O governo brasileiro denunciou nesta quarta-feira (23), em reunião do Conselho Geral da Organização Mundial do Comércio (OMC), o uso político de tarifas comerciais por parte dos Estados Unidos.
O Brasil obteve apoio de cerca de 40 países, incluindo China, Rússia, Índia, Canadá e a União Europeia.
Sem mencionar diretamente o nome de Donald Trump, o Itamaraty acusou a prática de representar uma tentativa de interferência em assuntos internos e uma ameaça à estabilidade do comércio internacional.
A manifestação ocorreu em Genebra e foi conduzida pelo embaixador Philip Fox-Drummond Gough, secretário de Assuntos Econômicos e Financeiros do Itamaraty.
Segundo ele, a imposição de tarifas arbitrárias, como as anunciadas por Trump contra produtos brasileiros, ameaça lançar a economia global em uma espiral de preços altos e estagnação.
No centro da denúncia está a tarifa de 50% anunciada por Trump sobre produtos brasileiros, prevista para entrar em vigor em 1º de agosto. O ex-presidente norte-americano vinculou publicamente a medida à forma como o Brasil tratou Jair Bolsonaro, aos supostos “ataques às eleições livres” e à “falta de reciprocidade” nas relações comerciais.
Para o governo brasileiro, trata-se de uma violação flagrante das regras da OMC.
Durante o discurso no plenário da OMC, o embaixador brasileiro alertou que “as negociações baseadas em jogos de poder são um atalho perigoso para a instabilidade e a guerra”.
Ele afirmou que as tarifas estão sendo utilizadas como ferramentas de coerção política, em detrimento do sistema multilateral baseado em regras comuns.
Segundo Gough, a prática rompe princípios históricos do comércio internacional, como o tratamento da nação mais favorecida e a não discriminação. “Essas medidas levantam questões fundamentais com relação à previsibilidade jurídica e ao equilíbrio das condições de acesso ao mercado negociadas há décadas no âmbito do GATT [Acordo Geral sobre Tarifas e Comércio] e da OMC”, afirmou.

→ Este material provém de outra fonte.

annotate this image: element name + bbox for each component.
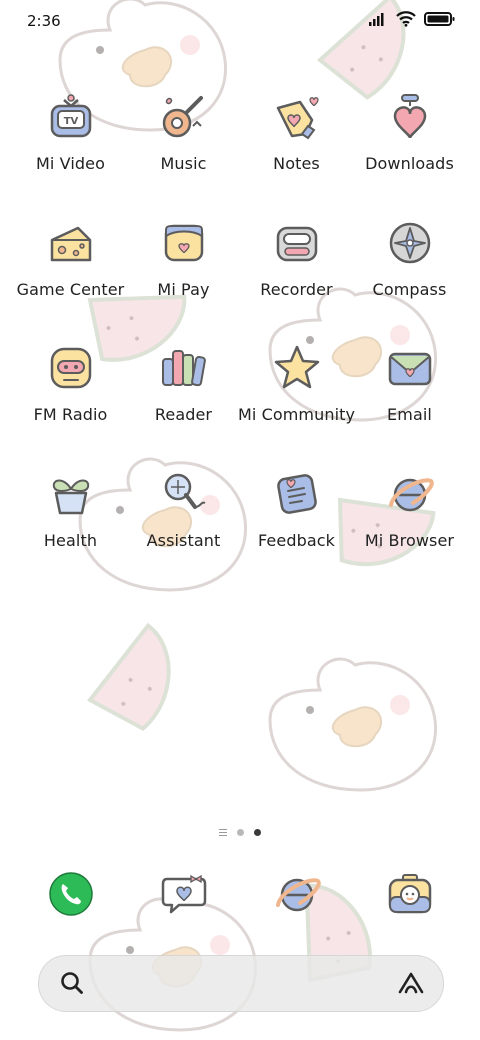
status-bar: 2:36 [0,0,480,42]
app-label: Feedback [258,530,335,550]
assistant-icon[interactable] [397,970,425,996]
app-label: Mi Browser [364,530,455,550]
browser-icon [383,467,437,521]
app-label: Music [160,154,207,173]
app-label: Compass [372,279,447,299]
svg-text:TV: TV [63,116,78,127]
app-label: Game Center [16,279,125,299]
app-label: Mi Community [237,405,356,424]
app-label: Recorder [260,279,333,299]
app-label: FM Radio [33,405,108,424]
recorder-icon [270,216,324,270]
app-label: Downloads [365,154,454,173]
app-compass[interactable]: Compass [353,216,466,342]
books-icon [157,341,211,395]
app-feedback[interactable]: Feedback [240,467,353,593]
status-time: 2:36 [27,12,61,30]
page-indicator[interactable] [0,829,480,836]
app-assistant[interactable]: Assistant [127,467,240,593]
app-notes[interactable]: Notes [240,90,353,216]
dock-camera[interactable] [353,867,466,921]
search-icon[interactable] [59,970,85,996]
compass-icon [383,216,437,270]
app-game-center[interactable]: Game Center [14,216,127,342]
app-mi-browser[interactable]: Mi Browser [353,467,466,593]
app-reader[interactable]: Reader [127,341,240,467]
wifi-icon [396,11,416,27]
app-health[interactable]: Health [14,467,127,593]
guitar-icon [157,90,211,144]
wallet-icon [157,216,211,270]
app-label: Email [387,405,432,424]
app-fm-radio[interactable]: FM Radio [14,341,127,467]
app-grid: TV Mi Video Music Notes Downloads Game C… [14,90,466,592]
download-heart-icon [383,90,437,144]
app-mi-pay[interactable]: Mi Pay [127,216,240,342]
browser-icon [270,867,324,921]
camera-duck-icon [383,867,437,921]
battery-icon [424,12,455,26]
page-dot-active[interactable] [254,829,261,836]
plant-icon [44,467,98,521]
radio-icon [44,341,98,395]
phone-icon [44,867,98,921]
signal-icon [369,13,384,26]
message-heart-icon [157,867,211,921]
notes-icon [270,90,324,144]
app-label: Assistant [146,530,221,550]
dock-phone[interactable] [14,867,127,921]
cheese-icon [44,216,98,270]
page-dot[interactable] [237,829,244,836]
app-label: Reader [154,405,213,424]
app-label: Notes [273,154,320,173]
app-recorder[interactable]: Recorder [240,216,353,342]
app-downloads[interactable]: Downloads [353,90,466,216]
envelope-icon [383,341,437,395]
dock-messaging[interactable] [127,867,240,921]
app-mi-community[interactable]: Mi Community [237,341,356,467]
app-label: Health [43,530,98,550]
star-icon [270,341,324,395]
mic-icon [157,467,211,521]
app-email[interactable]: Email [353,341,466,467]
feedback-icon [270,467,324,521]
app-music[interactable]: Music [127,90,240,216]
app-label: Mi Video [36,154,105,173]
app-mi-video[interactable]: TV Mi Video [14,90,127,216]
tv-icon: TV [44,90,98,144]
menu-icon [219,829,227,836]
search-bar[interactable] [38,955,444,1012]
app-label: Mi Pay [157,279,210,299]
dock [14,867,466,921]
dock-browser[interactable] [240,867,353,921]
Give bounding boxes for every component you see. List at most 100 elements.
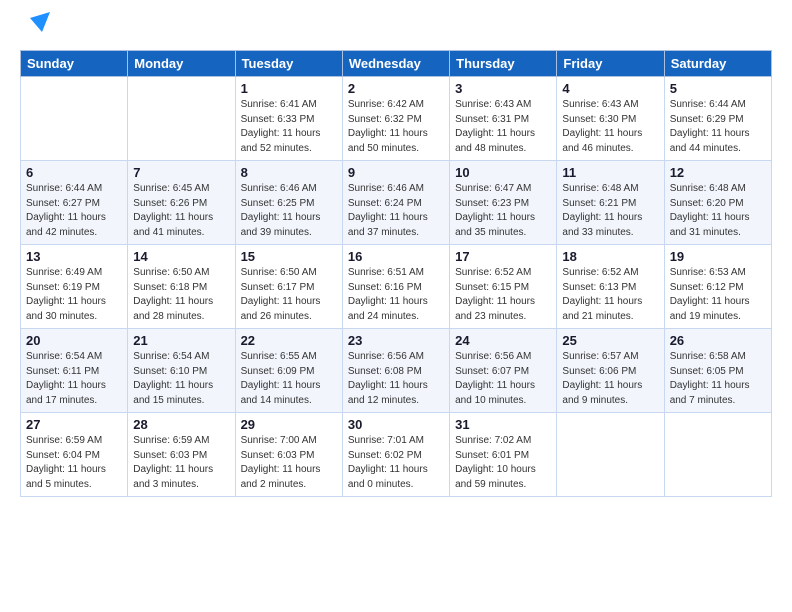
day-info: Sunrise: 6:52 AM Sunset: 6:13 PM Dayligh… <box>562 266 658 324</box>
day-info: Sunrise: 6:43 AM Sunset: 6:31 PM Dayligh… <box>455 98 551 156</box>
weekday-header-sunday: Sunday <box>21 51 128 77</box>
calendar-cell: 19 Sunrise: 6:53 AM Sunset: 6:12 PM Dayli… <box>664 245 771 329</box>
calendar-cell: 24 Sunrise: 6:56 AM Sunset: 6:07 PM Dayli… <box>450 329 557 413</box>
day-info: Sunrise: 6:59 AM Sunset: 6:03 PM Dayligh… <box>133 434 229 492</box>
calendar-cell: 1Sunrise: 6:41 AM Sunset: 6:33 PM Daylig… <box>235 77 342 161</box>
day-info: Sunrise: 6:45 AM Sunset: 6:26 PM Dayligh… <box>133 182 229 240</box>
day-number: 13 <box>26 249 122 264</box>
calendar-cell: 10 Sunrise: 6:47 AM Sunset: 6:23 PM Dayli… <box>450 161 557 245</box>
day-info: Sunrise: 6:58 AM Sunset: 6:05 PM Dayligh… <box>670 350 766 408</box>
day-number: 26 <box>670 333 766 348</box>
calendar-cell: 2Sunrise: 6:42 AM Sunset: 6:32 PM Daylig… <box>342 77 449 161</box>
day-info: Sunrise: 6:48 AM Sunset: 6:20 PM Dayligh… <box>670 182 766 240</box>
day-number: 6 <box>26 165 122 180</box>
day-number: 31 <box>455 417 551 432</box>
calendar-cell: 26 Sunrise: 6:58 AM Sunset: 6:05 PM Dayli… <box>664 329 771 413</box>
calendar-cell: 16 Sunrise: 6:51 AM Sunset: 6:16 PM Dayli… <box>342 245 449 329</box>
day-number: 11 <box>562 165 658 180</box>
day-info: Sunrise: 6:52 AM Sunset: 6:15 PM Dayligh… <box>455 266 551 324</box>
calendar-cell: 11 Sunrise: 6:48 AM Sunset: 6:21 PM Dayli… <box>557 161 664 245</box>
calendar-cell: 25 Sunrise: 6:57 AM Sunset: 6:06 PM Dayli… <box>557 329 664 413</box>
day-number: 7 <box>133 165 229 180</box>
weekday-header-wednesday: Wednesday <box>342 51 449 77</box>
day-number: 4 <box>562 81 658 96</box>
calendar-week-row: 27Sunrise: 6:59 AM Sunset: 6:04 PM Dayli… <box>21 413 772 497</box>
calendar-cell: 7 Sunrise: 6:45 AM Sunset: 6:26 PM Daylig… <box>128 161 235 245</box>
calendar-cell: 30 Sunrise: 7:01 AM Sunset: 6:02 PM Dayli… <box>342 413 449 497</box>
day-info: Sunrise: 6:53 AM Sunset: 6:12 PM Dayligh… <box>670 266 766 324</box>
calendar-cell: 17 Sunrise: 6:52 AM Sunset: 6:15 PM Dayli… <box>450 245 557 329</box>
day-number: 12 <box>670 165 766 180</box>
calendar-cell: 27Sunrise: 6:59 AM Sunset: 6:04 PM Dayli… <box>21 413 128 497</box>
calendar-cell <box>664 413 771 497</box>
day-number: 10 <box>455 165 551 180</box>
weekday-header-saturday: Saturday <box>664 51 771 77</box>
day-number: 21 <box>133 333 229 348</box>
calendar-cell: 21 Sunrise: 6:54 AM Sunset: 6:10 PM Dayli… <box>128 329 235 413</box>
day-number: 25 <box>562 333 658 348</box>
day-info: Sunrise: 6:54 AM Sunset: 6:10 PM Dayligh… <box>133 350 229 408</box>
day-number: 3 <box>455 81 551 96</box>
day-info: Sunrise: 7:02 AM Sunset: 6:01 PM Dayligh… <box>455 434 551 492</box>
day-number: 15 <box>241 249 337 264</box>
day-number: 18 <box>562 249 658 264</box>
calendar-cell: 12 Sunrise: 6:48 AM Sunset: 6:20 PM Dayli… <box>664 161 771 245</box>
calendar-cell: 31 Sunrise: 7:02 AM Sunset: 6:01 PM Dayli… <box>450 413 557 497</box>
day-info: Sunrise: 6:44 AM Sunset: 6:29 PM Dayligh… <box>670 98 766 156</box>
day-number: 20 <box>26 333 122 348</box>
day-number: 22 <box>241 333 337 348</box>
day-number: 2 <box>348 81 444 96</box>
day-info: Sunrise: 6:50 AM Sunset: 6:18 PM Dayligh… <box>133 266 229 324</box>
day-number: 29 <box>241 417 337 432</box>
calendar-cell <box>128 77 235 161</box>
day-info: Sunrise: 6:41 AM Sunset: 6:33 PM Dayligh… <box>241 98 337 156</box>
calendar-cell <box>557 413 664 497</box>
calendar-cell: 6Sunrise: 6:44 AM Sunset: 6:27 PM Daylig… <box>21 161 128 245</box>
calendar-table: SundayMondayTuesdayWednesdayThursdayFrid… <box>20 50 772 497</box>
day-info: Sunrise: 6:50 AM Sunset: 6:17 PM Dayligh… <box>241 266 337 324</box>
calendar-week-row: 20 Sunrise: 6:54 AM Sunset: 6:11 PM Dayli… <box>21 329 772 413</box>
calendar-cell: 9 Sunrise: 6:46 AM Sunset: 6:24 PM Daylig… <box>342 161 449 245</box>
calendar-cell: 23 Sunrise: 6:56 AM Sunset: 6:08 PM Dayli… <box>342 329 449 413</box>
header <box>20 16 772 40</box>
logo <box>20 16 54 40</box>
calendar-cell: 5Sunrise: 6:44 AM Sunset: 6:29 PM Daylig… <box>664 77 771 161</box>
day-info: Sunrise: 6:48 AM Sunset: 6:21 PM Dayligh… <box>562 182 658 240</box>
day-info: Sunrise: 7:01 AM Sunset: 6:02 PM Dayligh… <box>348 434 444 492</box>
day-number: 30 <box>348 417 444 432</box>
day-info: Sunrise: 6:56 AM Sunset: 6:08 PM Dayligh… <box>348 350 444 408</box>
day-info: Sunrise: 6:55 AM Sunset: 6:09 PM Dayligh… <box>241 350 337 408</box>
day-number: 23 <box>348 333 444 348</box>
day-number: 9 <box>348 165 444 180</box>
weekday-header-tuesday: Tuesday <box>235 51 342 77</box>
day-info: Sunrise: 6:51 AM Sunset: 6:16 PM Dayligh… <box>348 266 444 324</box>
calendar-cell: 22 Sunrise: 6:55 AM Sunset: 6:09 PM Dayli… <box>235 329 342 413</box>
calendar-week-row: 1Sunrise: 6:41 AM Sunset: 6:33 PM Daylig… <box>21 77 772 161</box>
day-info: Sunrise: 6:57 AM Sunset: 6:06 PM Dayligh… <box>562 350 658 408</box>
day-info: Sunrise: 6:49 AM Sunset: 6:19 PM Dayligh… <box>26 266 122 324</box>
day-info: Sunrise: 6:56 AM Sunset: 6:07 PM Dayligh… <box>455 350 551 408</box>
day-number: 24 <box>455 333 551 348</box>
day-number: 28 <box>133 417 229 432</box>
calendar-cell: 29Sunrise: 7:00 AM Sunset: 6:03 PM Dayli… <box>235 413 342 497</box>
calendar-week-row: 6Sunrise: 6:44 AM Sunset: 6:27 PM Daylig… <box>21 161 772 245</box>
calendar-week-row: 13 Sunrise: 6:49 AM Sunset: 6:19 PM Dayli… <box>21 245 772 329</box>
calendar-cell: 14Sunrise: 6:50 AM Sunset: 6:18 PM Dayli… <box>128 245 235 329</box>
calendar-cell: 20 Sunrise: 6:54 AM Sunset: 6:11 PM Dayli… <box>21 329 128 413</box>
day-info: Sunrise: 6:47 AM Sunset: 6:23 PM Dayligh… <box>455 182 551 240</box>
day-number: 16 <box>348 249 444 264</box>
weekday-header-friday: Friday <box>557 51 664 77</box>
day-number: 27 <box>26 417 122 432</box>
calendar-cell: 3 Sunrise: 6:43 AM Sunset: 6:31 PM Daylig… <box>450 77 557 161</box>
calendar-cell: 15 Sunrise: 6:50 AM Sunset: 6:17 PM Dayli… <box>235 245 342 329</box>
calendar-cell <box>21 77 128 161</box>
day-number: 17 <box>455 249 551 264</box>
day-info: Sunrise: 6:43 AM Sunset: 6:30 PM Dayligh… <box>562 98 658 156</box>
page: SundayMondayTuesdayWednesdayThursdayFrid… <box>0 0 792 612</box>
calendar-cell: 28 Sunrise: 6:59 AM Sunset: 6:03 PM Dayli… <box>128 413 235 497</box>
calendar-cell: 13 Sunrise: 6:49 AM Sunset: 6:19 PM Dayli… <box>21 245 128 329</box>
day-info: Sunrise: 6:54 AM Sunset: 6:11 PM Dayligh… <box>26 350 122 408</box>
day-number: 19 <box>670 249 766 264</box>
day-info: Sunrise: 6:46 AM Sunset: 6:24 PM Dayligh… <box>348 182 444 240</box>
weekday-header-monday: Monday <box>128 51 235 77</box>
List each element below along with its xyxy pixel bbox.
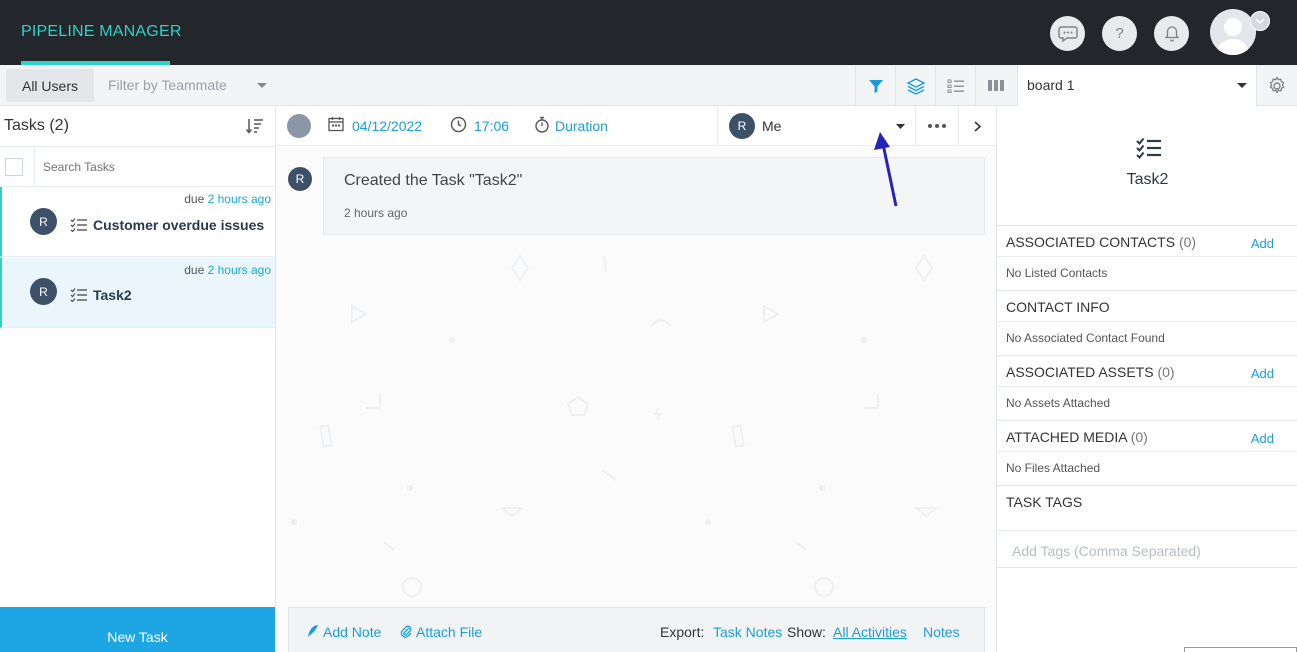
export-label: Export: bbox=[660, 624, 705, 640]
caret-down-icon bbox=[1237, 83, 1247, 88]
filter-button[interactable] bbox=[855, 65, 895, 106]
tasks-panel: Tasks (2) due 2 hours ago R Customer ove… bbox=[0, 106, 276, 652]
chevron-right-icon bbox=[974, 120, 981, 132]
gear-icon bbox=[1269, 75, 1285, 94]
annotation-arrow bbox=[874, 132, 898, 207]
associated-assets-header: ASSOCIATED ASSETS (0) Add bbox=[997, 355, 1297, 387]
caret-down-icon[interactable] bbox=[257, 83, 267, 89]
duration-field[interactable]: Duration bbox=[555, 118, 608, 134]
bell-icon bbox=[1164, 25, 1179, 42]
status-indicator[interactable] bbox=[287, 114, 311, 138]
layers-view-button[interactable] bbox=[895, 65, 935, 106]
task-list-item[interactable]: due 2 hours ago R Customer overdue issue… bbox=[0, 187, 275, 257]
task-list-item-selected[interactable]: due 2 hours ago R Task2 bbox=[0, 258, 275, 328]
search-tasks-input[interactable] bbox=[34, 147, 275, 186]
user-avatar[interactable] bbox=[1210, 9, 1256, 55]
attach-file-link[interactable]: Attach File bbox=[416, 624, 482, 640]
filter-toolbar: All Users Filter by Teammate board 1 bbox=[0, 65, 1297, 106]
task-due: due 2 hours ago bbox=[184, 263, 271, 277]
tasks-title: Tasks (2) bbox=[4, 117, 69, 134]
board-view-button[interactable] bbox=[975, 65, 1015, 106]
collapse-panel-button[interactable] bbox=[959, 106, 996, 146]
columns-icon bbox=[987, 80, 1004, 91]
associated-contacts-header: ASSOCIATED CONTACTS (0) Add bbox=[997, 225, 1297, 257]
assignee-avatar: R bbox=[30, 208, 57, 235]
task-details-panel: Task2 ASSOCIATED CONTACTS (0) Add No Lis… bbox=[996, 106, 1297, 652]
add-media-link[interactable]: Add bbox=[1251, 431, 1274, 446]
assignee-avatar: R bbox=[729, 113, 755, 139]
activity-footer: Add Note Attach File Export: Task Notes … bbox=[288, 607, 985, 652]
chevron-down-icon[interactable] bbox=[1250, 11, 1270, 31]
board-select[interactable]: board 1 bbox=[1017, 65, 1257, 106]
section-title: ATTACHED MEDIA (0) bbox=[1006, 429, 1148, 445]
more-horizontal-icon bbox=[928, 124, 946, 128]
partial-popup-edge bbox=[1184, 647, 1297, 652]
contact-info-header: CONTACT INFO bbox=[997, 290, 1297, 322]
chat-button[interactable] bbox=[1050, 16, 1085, 51]
layers-icon bbox=[905, 77, 926, 95]
list-icon bbox=[947, 79, 964, 93]
show-label: Show: bbox=[787, 624, 826, 640]
add-asset-link[interactable]: Add bbox=[1251, 366, 1274, 381]
all-users-button[interactable]: All Users bbox=[6, 69, 94, 102]
activity-avatar: R bbox=[288, 167, 312, 191]
contacts-empty-text: No Listed Contacts bbox=[1006, 266, 1108, 280]
due-time[interactable]: 17:06 bbox=[474, 118, 509, 134]
paperclip-icon bbox=[400, 625, 412, 638]
teammate-filter[interactable]: Filter by Teammate bbox=[108, 77, 227, 93]
contact-info-empty-text: No Associated Contact Found bbox=[1006, 331, 1165, 345]
feather-pen-icon bbox=[308, 625, 318, 637]
list-view-button[interactable] bbox=[935, 65, 975, 106]
new-task-button[interactable]: New Task bbox=[0, 607, 275, 652]
add-contact-link[interactable]: Add bbox=[1251, 236, 1274, 251]
task-due: due 2 hours ago bbox=[184, 192, 271, 206]
task-list-icon bbox=[70, 288, 87, 302]
export-task-notes-link[interactable]: Task Notes bbox=[713, 624, 782, 640]
settings-button[interactable] bbox=[1257, 65, 1297, 106]
select-all-checkbox[interactable] bbox=[5, 158, 23, 176]
app-title[interactable]: PIPELINE MANAGER bbox=[21, 23, 182, 41]
chat-icon bbox=[1057, 25, 1078, 42]
add-note-link[interactable]: Add Note bbox=[323, 624, 381, 640]
section-title: ASSOCIATED CONTACTS (0) bbox=[1006, 234, 1197, 250]
task-tags-header: TASK TAGS bbox=[997, 485, 1297, 517]
task-tags-placeholder: Add Tags (Comma Separated) bbox=[1012, 543, 1201, 559]
task-name: Task2 bbox=[93, 287, 132, 303]
due-date[interactable]: 04/12/2022 bbox=[352, 118, 422, 134]
assets-empty-text: No Assets Attached bbox=[1006, 396, 1111, 410]
board-select-value: board 1 bbox=[1027, 77, 1075, 93]
calendar-icon bbox=[328, 117, 344, 132]
media-empty-text: No Files Attached bbox=[1006, 461, 1101, 475]
top-navigation-bar: PIPELINE MANAGER ? bbox=[0, 0, 1297, 65]
task-name: Customer overdue issues bbox=[93, 217, 265, 233]
help-button[interactable]: ? bbox=[1102, 16, 1137, 51]
notifications-button[interactable] bbox=[1154, 16, 1189, 51]
task-title: Task2 bbox=[1126, 171, 1169, 188]
task-tags-input[interactable]: Add Tags (Comma Separated) bbox=[997, 530, 1297, 568]
section-title: TASK TAGS bbox=[1006, 494, 1083, 510]
section-title: ASSOCIATED ASSETS (0) bbox=[1006, 364, 1175, 380]
activity-feed: R Created the Task "Task2" 2 hours ago A… bbox=[276, 146, 996, 652]
task-search-row bbox=[0, 146, 275, 187]
funnel-icon bbox=[868, 79, 883, 93]
show-all-activities-link[interactable]: All Activities bbox=[833, 624, 907, 640]
help-icon: ? bbox=[1115, 25, 1124, 42]
assignee-name: Me bbox=[762, 118, 782, 134]
clock-icon bbox=[450, 116, 467, 133]
stopwatch-icon bbox=[535, 116, 549, 133]
task-list-icon bbox=[1136, 137, 1161, 159]
activity-title: Created the Task "Task2" bbox=[344, 172, 523, 189]
sort-icon[interactable] bbox=[246, 117, 264, 135]
section-title: CONTACT INFO bbox=[1006, 299, 1110, 315]
assignee-avatar: R bbox=[30, 278, 57, 305]
more-options-button[interactable] bbox=[916, 106, 959, 146]
attached-media-header: ATTACHED MEDIA (0) Add bbox=[997, 420, 1297, 452]
show-notes-link[interactable]: Notes bbox=[923, 624, 960, 640]
activity-time: 2 hours ago bbox=[344, 206, 408, 220]
task-list-icon bbox=[70, 218, 87, 232]
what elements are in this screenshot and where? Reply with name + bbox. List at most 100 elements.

O diplomata também denunciou que, ao paralisar o sistema de solução de controvérsias da OMC, os Estados Unidos fragilizam ainda mais a governança comercial global. O Brasil defendeu a retomada do funcionamento pleno do órgão e pediu esforços coletivos pela reforma estrutural da entidade.
Apoios e articulação internacional pela reforma da OMC
A posição brasileira foi apoiada por cerca de 40 delegações, incluindo potências como China, Rússia, Canadá, Índia e os países da União Europeia. A China, em sua intervenção, apresentou dados alarmantes: 19,4% das importações mundiais estão atualmente submetidas a tarifas elevadas, ante 12,5% há seis meses. O volume de comércio afetado já chega a US$ 2,7 trilhões.
Pequim também criticou acordos bilaterais recentes firmados pelos EUA, como o caso da Indonésia, que aceitou tarifas de 19% para seus produtos em troca de entrada livre para bens norte-americanos. Para a China e o Brasil, essas práticas aprofundam a fragmentação do sistema e violam os princípios da OMC.
Nos bastidores, o embaixador brasileiro se reuniu com a diretora-geral da OMC, Ngozi Okonjo-Iweala, e com outras delegações-chave, buscando apoio à proposta brasileira de uma reforma ampla da organização. “Ainda temos tempo para salvar o Sistema Multilateral de Comércio”, afirmou Gough.
Brasil mantém aposta no diálogo, mas acena com reação
Apesar do tom crítico, o governo brasileiro reiterou que continuará a priorizar o diálogo com os Estados Unidos. O Brasil enviou carta formal a Washington solicitando negociações e possíveis exceções à tarifa. Até o momento, não houve resposta oficial, mas o Itamaraty não descarta uma missão diplomática a Washington nos próximos dias.
Caso as negociações fracassem, o Brasil poderá recorrer ao mecanismo de solução de controvérsias da OMC — mesmo com seu funcionamento prejudicado pelo boicote dos EUA. “Vamos recorrer a todos os meios legais disponíveis para defender nossa economia e nosso povo”, disse Gough.
Internamente, o governo já se prepara para respostas mais contundentes. Foi criado um Comitê Interministerial de Negociação e Contramedidas Econômicas e Comerciais, coordenado pelo MDIC com participação da Fazenda, da Casa Civil e do Itamaraty. Além de tarifas de retaliação, o Brasil avalia aplicar sanções sobre propriedade intelectual e produtos culturais norte-americanos, com base na nova Lei da Reciprocidade.